Sonja and I have raised our three children, Josie, Madeline and J Davis, in Franklin, Tennessee. We have lived for more than twenty-seven years in Tennessee. I continue to write songs and produce music for the Nashville market, but I have also recently accepted a faculty position as an “Artist In Residence” at Southern Virginia University. I will be developing curriculum for and helping to expand the Commercial Music concentration there and I couldn’t be more excited to work with this amazing institution and the young creative students there teaching them what I have learned. It’s going to be busy, but I’m ready for the challenge.

Dan Truman

Dan continues an unparalleled, three-decade career with country supergroup Diamond Rio, who has enjoyed a long list of hit singles, platinum albums, Grammy awards, a lifetime Grand Ole Opry membership and after thirty-five years they still do over eighty shows a year to enthusiastic audiences. As a pianist and producer, Dan has scored background music for dozens of TV shows and has recently created a successful YouTube channel, “Dan Truman Instrumental Piano Music”, specializing in original piano music, what he calls “chill-hop Jazz”, innovative movie themes and song classics. Dan and his wife Gina are also active in teaching health through essential oils to audiences through the U.S. and Brazil.

Brad Hull

Brad and his wife Brooke are raising their three children, Reese, Thatcher and Remi, in Hendersonville, Tennessee.
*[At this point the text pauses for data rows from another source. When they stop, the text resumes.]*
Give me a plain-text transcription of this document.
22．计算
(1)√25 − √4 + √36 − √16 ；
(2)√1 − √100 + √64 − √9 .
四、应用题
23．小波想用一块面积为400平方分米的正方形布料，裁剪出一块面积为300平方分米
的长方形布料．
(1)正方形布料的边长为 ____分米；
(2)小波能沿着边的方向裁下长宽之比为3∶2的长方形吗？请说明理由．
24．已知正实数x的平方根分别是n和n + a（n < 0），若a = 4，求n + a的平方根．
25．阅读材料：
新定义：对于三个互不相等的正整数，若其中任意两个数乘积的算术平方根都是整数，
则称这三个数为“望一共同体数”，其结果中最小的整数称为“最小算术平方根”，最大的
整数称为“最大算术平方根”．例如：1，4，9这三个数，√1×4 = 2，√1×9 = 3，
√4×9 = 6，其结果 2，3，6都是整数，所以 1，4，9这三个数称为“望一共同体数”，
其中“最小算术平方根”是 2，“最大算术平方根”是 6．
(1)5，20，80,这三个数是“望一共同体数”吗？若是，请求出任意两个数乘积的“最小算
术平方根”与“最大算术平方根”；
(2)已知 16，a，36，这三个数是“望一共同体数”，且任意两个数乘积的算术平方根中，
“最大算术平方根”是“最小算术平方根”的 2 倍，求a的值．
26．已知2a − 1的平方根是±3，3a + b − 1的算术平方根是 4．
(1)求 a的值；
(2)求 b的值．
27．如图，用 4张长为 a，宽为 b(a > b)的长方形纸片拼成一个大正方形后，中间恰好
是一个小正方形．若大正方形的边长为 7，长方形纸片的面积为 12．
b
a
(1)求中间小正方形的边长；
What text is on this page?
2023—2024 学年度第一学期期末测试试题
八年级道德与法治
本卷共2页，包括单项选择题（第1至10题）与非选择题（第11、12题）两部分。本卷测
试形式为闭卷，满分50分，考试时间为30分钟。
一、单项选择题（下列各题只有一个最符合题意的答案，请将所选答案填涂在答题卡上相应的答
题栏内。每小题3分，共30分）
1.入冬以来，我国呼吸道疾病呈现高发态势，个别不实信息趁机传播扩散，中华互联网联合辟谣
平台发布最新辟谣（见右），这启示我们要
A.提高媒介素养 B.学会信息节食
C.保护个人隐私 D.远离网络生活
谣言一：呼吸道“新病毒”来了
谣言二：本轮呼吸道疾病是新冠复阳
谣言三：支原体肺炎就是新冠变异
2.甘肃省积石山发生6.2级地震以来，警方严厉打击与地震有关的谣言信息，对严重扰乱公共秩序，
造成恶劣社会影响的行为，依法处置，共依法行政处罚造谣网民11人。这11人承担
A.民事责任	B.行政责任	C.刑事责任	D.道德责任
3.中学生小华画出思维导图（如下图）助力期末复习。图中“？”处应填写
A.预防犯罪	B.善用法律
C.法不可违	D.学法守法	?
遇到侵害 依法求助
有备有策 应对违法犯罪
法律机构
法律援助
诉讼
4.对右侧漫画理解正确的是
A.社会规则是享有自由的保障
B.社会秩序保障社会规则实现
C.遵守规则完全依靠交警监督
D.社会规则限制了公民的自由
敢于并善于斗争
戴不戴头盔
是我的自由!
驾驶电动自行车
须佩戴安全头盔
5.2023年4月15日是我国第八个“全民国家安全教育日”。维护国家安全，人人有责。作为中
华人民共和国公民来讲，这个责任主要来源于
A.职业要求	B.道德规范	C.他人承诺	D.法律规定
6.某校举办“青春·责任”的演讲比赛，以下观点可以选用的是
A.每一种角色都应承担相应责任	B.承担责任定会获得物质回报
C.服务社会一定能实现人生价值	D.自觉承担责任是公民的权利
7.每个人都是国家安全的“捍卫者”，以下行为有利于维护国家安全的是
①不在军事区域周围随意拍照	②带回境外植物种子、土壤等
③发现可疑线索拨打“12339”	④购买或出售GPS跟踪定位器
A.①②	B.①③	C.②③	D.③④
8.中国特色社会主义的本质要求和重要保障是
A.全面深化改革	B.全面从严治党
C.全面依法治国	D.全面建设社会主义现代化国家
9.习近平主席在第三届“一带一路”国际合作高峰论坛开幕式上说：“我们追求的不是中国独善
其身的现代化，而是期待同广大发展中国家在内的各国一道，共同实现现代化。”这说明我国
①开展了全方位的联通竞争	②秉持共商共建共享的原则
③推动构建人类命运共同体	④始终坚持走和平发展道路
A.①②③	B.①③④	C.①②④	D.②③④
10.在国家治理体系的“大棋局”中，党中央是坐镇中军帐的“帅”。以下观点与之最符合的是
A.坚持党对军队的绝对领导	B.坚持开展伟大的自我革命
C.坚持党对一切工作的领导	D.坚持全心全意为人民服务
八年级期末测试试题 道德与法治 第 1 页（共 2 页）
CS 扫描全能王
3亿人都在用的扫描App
Brad has a successful real estate business in the very busy middle Tennessee housing market. He is also serving as the Bishop of his local congregation. He is privately working on a solo album of songs that he has written that the rest of our band can’t wait to hear. He’s being pretty secretive about it, but we are all certain that it will be smart and very good.

Tim Gates

Tim and his family moved in 2019 from Nashville to Bryce, Utah to perform his hit show “A Song Like Me” for nightly audiences at Bryce Canyon National Park. Tim and his wife Berta have five kids, Lainy, Bradi, Alex, Jaden and Bellamy, and a bunch of farm animals somewhere out in the desert mountains. All that we know for sure is that it is as hard to keep a signal on a call with Tim as it is to get Tim to answer his phone way out there. Tim is also in the process of recording a solo album that will be covers of classic country hits that musically shaped him from his youth. I have worked on a couple of the songs so far with Tim and I’ve got to say, this is going to be a good album.

Ben and Chad Truman

Ben and his wife Sami are raising their three boys, Harrison, Leo and Miles, in Vineyard, Utah. Ben’s brother Chad Truman and his wife Catherine also live near Provo. Ben stays busy as a financial consultant for a few clients and Chad continues to do recording sessions and perform with various comedy and musical groups in the Utah area. Together the two, as Truman Brothers, recently released an EP with Deseret Book called Quiet Revolution with critical acclaim.

Aaron Kopp

Aaron and his wife Meghan are raising their children, Mikelle, Christian and Brynae, in Lehi, Utah. Aaron stays forever busy working at Brigham Young University. In essence, if someone steps up to a microphone on that campus, Aaron is in charge of making sure that their voices are heard, or not heard…depending on the situation. We consider Aaron to be the best in the business and it is a privilege every time that we see him in the audience in front of us at the sound board. Seconds before every Nashville Tribute Band show begins, just before the lights go bright and someone counts off the opening song, we hear Aaron’s calm and reassuring voice in our earpieces saying, “OK boys, it’s time for another show. You’re going to be amazing. Have a great show! Let’s do this. 30 seconds.” This voice gives us every confidence to do the job and love every second of it.

Silvio Richetto

Silvio lives in Araxa, Brazil. He is a three time Grammy award-winning mix engineer who has intimately worked on every piece of music that the Nashville Tribute Band has ever made. He works with mega-successful recording artists on a regular basis, but always makes time to be the very important part of the Nashville Tribute Band that he has come to be. We love him and consider him forever a brother.

We look forward to seeing you all soon.